# OLS on a System of Regressions

This notebook illustrates how to estimate a system of regressions with OLS - and to test (coefficients) across the regressions.

## Load Packages and Extra Functions

In [1]:
using Printf, DelimitedFiles, Statistics, LinearAlgebra, Distributions

include("jlFiles/printmat.jl")
include("jlFiles/CovNWFn.jl")        #function for Newey-West covariance matrix

CovNWFn

## Loading Data

In [2]:
x    = readdlm("Data/FFmFactorsPs.csv",',',skipstart=1)
Rme  = x[:,2]                #market excess return
Rf   = x[:,5]                #interest rate


x  = readdlm("Data/FF25Ps.csv",',') #no header line: x is matrix
R  = x[:,2:end]                     #returns for 25 FF portfolios
Re = R .- Rf                        #excess returns for the 25 FF portfolios
Re = Re[:,[1;7;13;19;25]]           #use just 5 assets to make the printing easier 

(T,n) = size(Re)                    #number of observations and test assets

(388, 5)

## A Function for Joint Estimation of Several Regressions (OLS)

Consider the linear regressions

$
y_{it}=\beta_i^{\prime}x_{t}+\varepsilon_{it}, 
$

where $i=1,2,..,n$ indicates $n$ different dependent variables. The regressors are the *same* across the $n$ regressions. (This is often called SURE, Seemingly Unrelated Regression Equations.)

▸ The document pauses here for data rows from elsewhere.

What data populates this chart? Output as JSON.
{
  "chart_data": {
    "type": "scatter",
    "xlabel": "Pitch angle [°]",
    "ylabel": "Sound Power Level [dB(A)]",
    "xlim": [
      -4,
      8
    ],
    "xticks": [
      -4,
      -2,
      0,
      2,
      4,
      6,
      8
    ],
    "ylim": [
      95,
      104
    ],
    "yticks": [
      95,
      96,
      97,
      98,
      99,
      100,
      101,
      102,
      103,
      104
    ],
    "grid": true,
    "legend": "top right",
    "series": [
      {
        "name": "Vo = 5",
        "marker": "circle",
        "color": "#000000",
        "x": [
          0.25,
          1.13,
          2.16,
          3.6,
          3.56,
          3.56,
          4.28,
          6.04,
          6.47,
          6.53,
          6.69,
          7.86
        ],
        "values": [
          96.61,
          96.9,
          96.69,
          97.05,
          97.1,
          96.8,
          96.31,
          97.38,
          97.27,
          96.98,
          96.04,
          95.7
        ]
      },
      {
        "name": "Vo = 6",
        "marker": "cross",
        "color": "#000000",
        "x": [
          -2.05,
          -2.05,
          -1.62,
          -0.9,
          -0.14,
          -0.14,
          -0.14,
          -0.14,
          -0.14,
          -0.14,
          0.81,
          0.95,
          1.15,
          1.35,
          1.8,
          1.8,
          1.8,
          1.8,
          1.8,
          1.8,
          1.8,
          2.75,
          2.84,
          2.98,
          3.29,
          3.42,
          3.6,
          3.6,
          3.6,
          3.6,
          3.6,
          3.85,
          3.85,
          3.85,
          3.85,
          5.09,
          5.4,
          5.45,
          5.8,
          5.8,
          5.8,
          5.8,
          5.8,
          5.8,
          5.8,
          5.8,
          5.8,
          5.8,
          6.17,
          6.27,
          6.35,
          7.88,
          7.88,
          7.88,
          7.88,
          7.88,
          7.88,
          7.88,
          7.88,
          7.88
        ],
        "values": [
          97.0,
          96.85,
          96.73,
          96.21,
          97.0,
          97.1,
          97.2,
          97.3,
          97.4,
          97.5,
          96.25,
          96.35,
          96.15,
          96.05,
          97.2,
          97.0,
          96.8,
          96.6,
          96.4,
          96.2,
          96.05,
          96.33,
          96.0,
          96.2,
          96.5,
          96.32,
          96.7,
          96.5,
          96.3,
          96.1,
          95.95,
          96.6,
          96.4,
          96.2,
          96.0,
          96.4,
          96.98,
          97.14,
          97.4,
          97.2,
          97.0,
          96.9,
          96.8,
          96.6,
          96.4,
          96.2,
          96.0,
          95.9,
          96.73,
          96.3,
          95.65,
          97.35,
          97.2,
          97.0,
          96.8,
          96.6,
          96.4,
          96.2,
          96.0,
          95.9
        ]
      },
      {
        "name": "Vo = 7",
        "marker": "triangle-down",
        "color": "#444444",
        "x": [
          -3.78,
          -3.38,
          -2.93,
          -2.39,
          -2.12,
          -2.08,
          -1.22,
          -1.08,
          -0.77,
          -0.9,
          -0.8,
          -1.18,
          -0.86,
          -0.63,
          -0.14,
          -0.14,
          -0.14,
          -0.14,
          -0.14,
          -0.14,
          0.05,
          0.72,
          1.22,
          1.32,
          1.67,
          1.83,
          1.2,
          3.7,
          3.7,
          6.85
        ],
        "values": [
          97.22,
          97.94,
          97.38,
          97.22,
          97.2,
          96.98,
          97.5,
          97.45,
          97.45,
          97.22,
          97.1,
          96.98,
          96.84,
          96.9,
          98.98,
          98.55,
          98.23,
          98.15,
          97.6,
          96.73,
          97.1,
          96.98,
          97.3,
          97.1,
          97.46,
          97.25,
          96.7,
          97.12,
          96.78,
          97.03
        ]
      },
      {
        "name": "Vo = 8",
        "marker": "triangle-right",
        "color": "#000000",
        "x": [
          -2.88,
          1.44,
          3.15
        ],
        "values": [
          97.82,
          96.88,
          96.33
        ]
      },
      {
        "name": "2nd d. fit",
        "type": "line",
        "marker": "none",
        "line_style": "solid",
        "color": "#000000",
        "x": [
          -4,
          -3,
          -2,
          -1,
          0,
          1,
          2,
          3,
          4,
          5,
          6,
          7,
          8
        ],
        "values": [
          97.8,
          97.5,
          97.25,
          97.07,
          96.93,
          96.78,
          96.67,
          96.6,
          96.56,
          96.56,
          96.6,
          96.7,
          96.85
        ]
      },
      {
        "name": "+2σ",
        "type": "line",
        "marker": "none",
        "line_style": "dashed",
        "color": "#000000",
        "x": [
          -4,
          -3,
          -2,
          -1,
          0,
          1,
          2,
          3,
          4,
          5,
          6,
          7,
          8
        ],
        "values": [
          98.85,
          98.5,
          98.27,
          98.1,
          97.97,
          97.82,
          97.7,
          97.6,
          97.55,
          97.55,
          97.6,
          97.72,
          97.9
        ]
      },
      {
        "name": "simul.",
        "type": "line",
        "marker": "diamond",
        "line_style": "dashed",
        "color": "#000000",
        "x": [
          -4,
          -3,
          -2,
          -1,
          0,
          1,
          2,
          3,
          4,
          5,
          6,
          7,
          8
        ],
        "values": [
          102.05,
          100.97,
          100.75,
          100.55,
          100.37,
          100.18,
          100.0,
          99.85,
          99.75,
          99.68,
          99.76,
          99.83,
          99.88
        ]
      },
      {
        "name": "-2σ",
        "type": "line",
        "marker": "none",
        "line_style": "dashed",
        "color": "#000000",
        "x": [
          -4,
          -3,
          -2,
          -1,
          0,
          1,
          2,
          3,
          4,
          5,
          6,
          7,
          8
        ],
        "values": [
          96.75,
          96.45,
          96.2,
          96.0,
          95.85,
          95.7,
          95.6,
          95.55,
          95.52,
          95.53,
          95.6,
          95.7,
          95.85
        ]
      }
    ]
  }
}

The next cell defines a function for this estimation. 

In [3]:
"""
    OlsSureFn(Y,X,NWQ=false,m=0)

LS of Y on X; where Y is Txn, and X is the same for all regressions

# Usage
(b,res,Yhat,Covb,R2) = OlsSureFn(Y,X,NWQ,m)

# Input
- `Y::Matrix`:     Txn, the n dependent variables
- `X::Matrix`:     Txk matrix of regressors (including deterministic ones)
- `NWQ:Bool`:      if true, then Newey-West's covariance matrix is used, otherwise Gauss-Markov
- `m::Int`:        scalar, bandwidth in Newey-West

# Output
- `b::Matrix`:     n*kx1, regression coefficients
- `u::Matrix`:     Txn, residuals Y - Yhat
- `Yhat::Matrix`:  Txn, fitted values X*b
- `V::Matrix`:     covariance matrix of vec(b)
- `R2::Vector`:    n-vector, R2 values

"""
function OlsSureFn(Y,X,NWQ=false,m=0)

    (T,n) = (size(Y,1),size(Y,2))
    k     = size(X,2)

    b     = X\Y
    Yhat  = X*b
    u     = Y - Yhat

    g     = zeros(T,n*k)
    for i = 1:n
      vv      = (1+(i-1)*k):(i*k)   #1:k,(1+k):2k,...
      g[:,vv] = X.*u[:,i]           #X*u for regression i
    end

    Sxx = X'X
    if NWQ
        S     = CovNWFn(g,m)            #Newey-West covariance matrix
        Sxx_1 = kron(I(n),inv(Sxx))
        V     = Sxx_1 * S * Sxx_1
    else
        V = kron(cov(u),inv(Sxx))      #traditional covariance matrix, Gauss-Markov 
    end

    R2   = 1 .- var(u,dims=1)./var(Y,dims=1)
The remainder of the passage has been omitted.